Dechert Photo: Diego M. Radzinschi/ALM

Pennsylvania's Commonwealth Court has ruled that Dechert can receive a second round of Keystone Opportunity Zone tax benefits if it moves its Philadelphia headquarters from a zone where tax credits expired to a newly created zone.

The state Department of Community and Economic Development maintained that a business moving from an expired KOZ to an active one was not entitled to tax benefits. But the court granted declaratory relief to Dechert, finding the state's interpretation of the KOZ act contrary to the act's plain language.

Dechert asked the state in April 2019 to issue a ruling on the availability of tax benefits if it moved from its present location in the Cira Centre, at 2929 Arch St., to a new office complex under construction, JFK Towers, at 3001 JFK Blvd. During its tenancy at the Cira Centre, Dechert received nearly 15 years of KOZ tax benefits, but that zone's active period ended Dec. 31, 2018.

The DCED rejected Dechert's request for tax benefits, responding that "its interpretation of the KOZ Act precludes a beneficiary of tax benefits of an expired zone to receive full benefits should it relocate to an active zone," and that "the KOZ program is designed to encourage businesses to locate in economically distressed communities; to become economic anchors of the communities; and to re-enter the state and local tax rolls at the end of the KOZ term."

But Judge J. Andrew Crompton, writing for an en banc panel of seven jurists, said Dechert is relocating "from outside a subzone" because its location in the Cira Centre lost its KOZ status in 2018. "Further, it is relocating 'from outside' the active zone covering the location of JFK Towers. Relocation in this context focuses only on the zone into which a business is relocating, and the statute is silent regarding the KOZ status of the area the business is leaving. Thus, by its plain language, the KOZ Act permits 'relocation' from outside a zone," Crompton wrote.

"DCED's prohibition on 'zone-hopping' is simply not contained in the statute. Contrary to DCED's proffered application, the KOZ Act does not impose a 'one and done' rule whereby a qualified business may only receive KOZ tax benefits once. Because DCED cannot engraft additions upon the KOZ Act that the legislature did not impose, its extension of the KOZ Act to bar Dechert's proposed movement from the expired zone into the active zone is not supportable," Crompton wrote.

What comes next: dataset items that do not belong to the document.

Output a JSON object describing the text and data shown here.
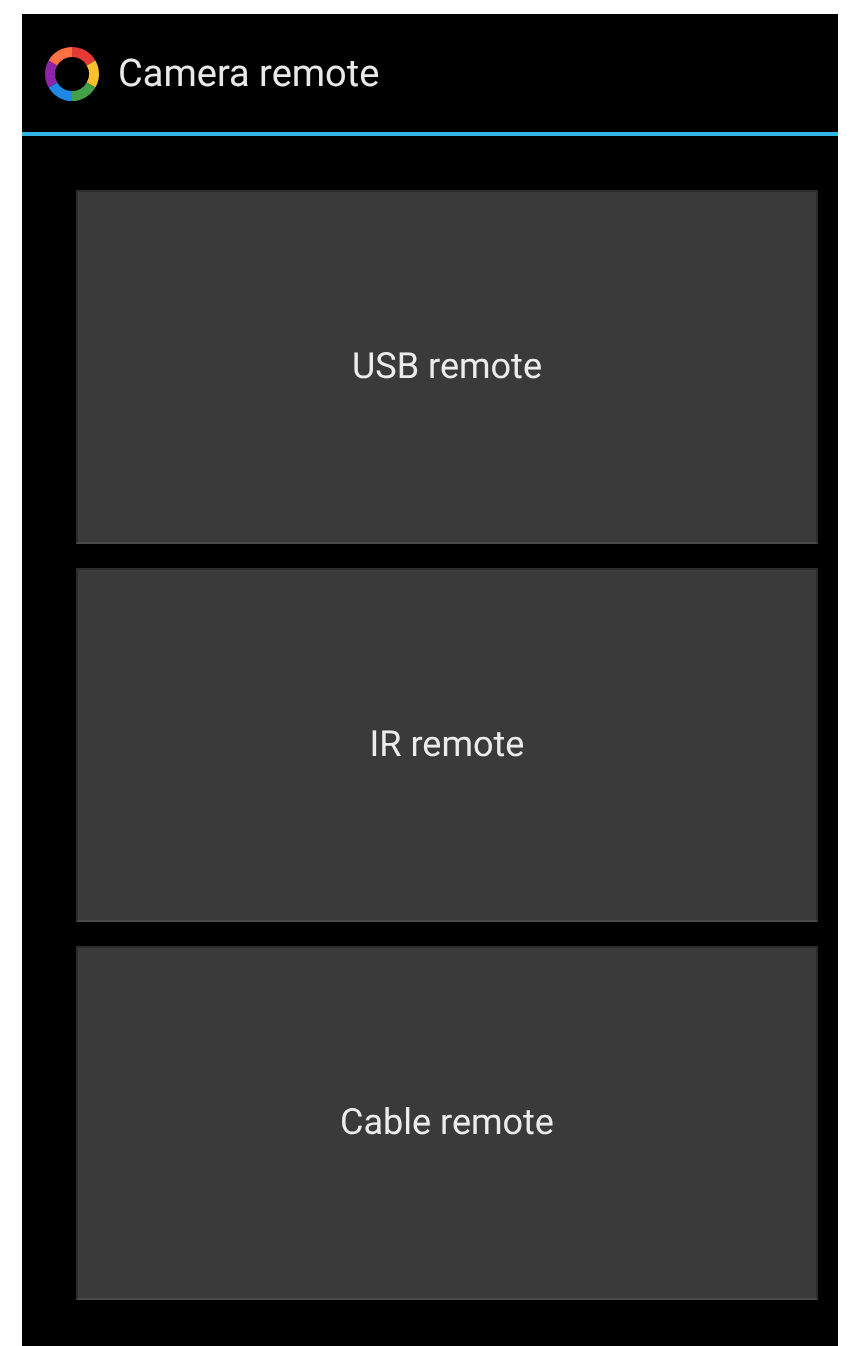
{
  "action_bar": {
    "title": "Camera remote"
  },
  "buttons": [
    {
      "label": "USB remote"
    },
    {
      "label": "IR remote"
    },
    {
      "label": "Cable remote"
    }
  ]
}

DCED conceded that the statute is silent on whether a party can receive benefits from a newly created KOZ after relocating from an expired one, yet it maintains that construing the act to allow such a move "would yield an absurd result," the court said.

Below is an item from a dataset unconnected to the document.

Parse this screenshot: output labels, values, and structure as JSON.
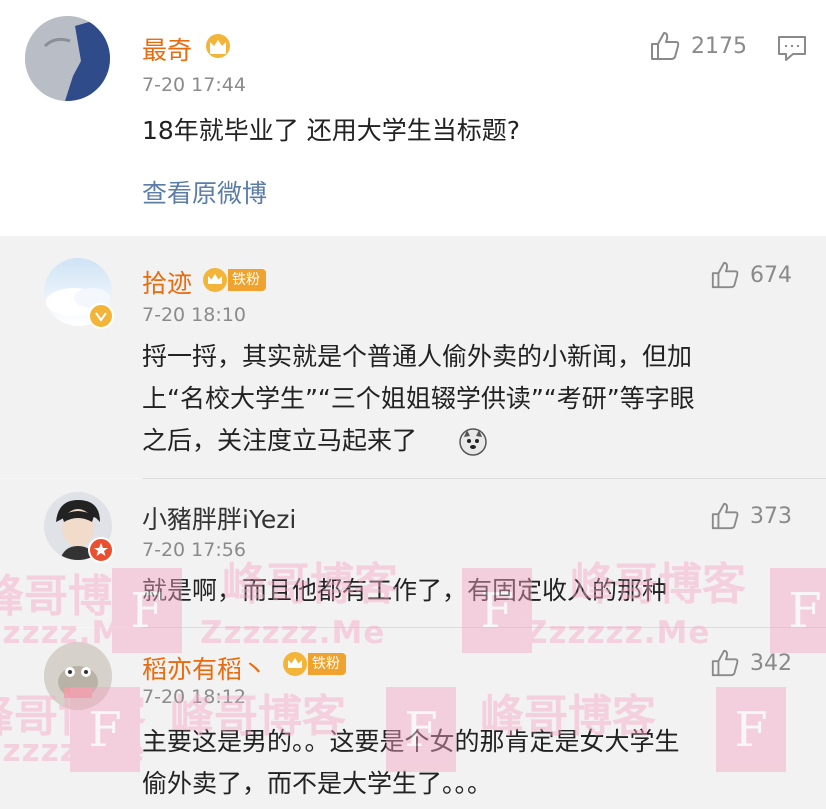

"However, this court may not ignore the plain meaning of the statute under the pretext of pursuing its spirit. By construing that silence as a prohibition on movement out of the expired zone into the active zone, DCED disregarded established principles of statutory construction and exceeded its authority," the court said.

According to the DCED website, total taxes on economic activity are "significantly reduced" for businesses that take part in the KOZ program, including state corporate income tax, personal income tax, sales and use tax, and local earned income tax, business gross receipts tax, business occupancy tax, business privilege tax, sales and use tax and property tax.

Dechert was represented in the case by Cozen O'Connor's Thomas Leonard, Robert Dell'Osa and Joseph Bright. Bright said in an e-mail that Dechert is "generally pleased with the decision." A Dechert spokeswoman, Ashley Baldev, declined to comment.

DCED was represented by in-house attorneys J. Michael Adams, Scott Longwell, Justin Zimmerman and Sean Campbell. A spokeswoman, Casey Smith, said the agency is reviewing the opinion.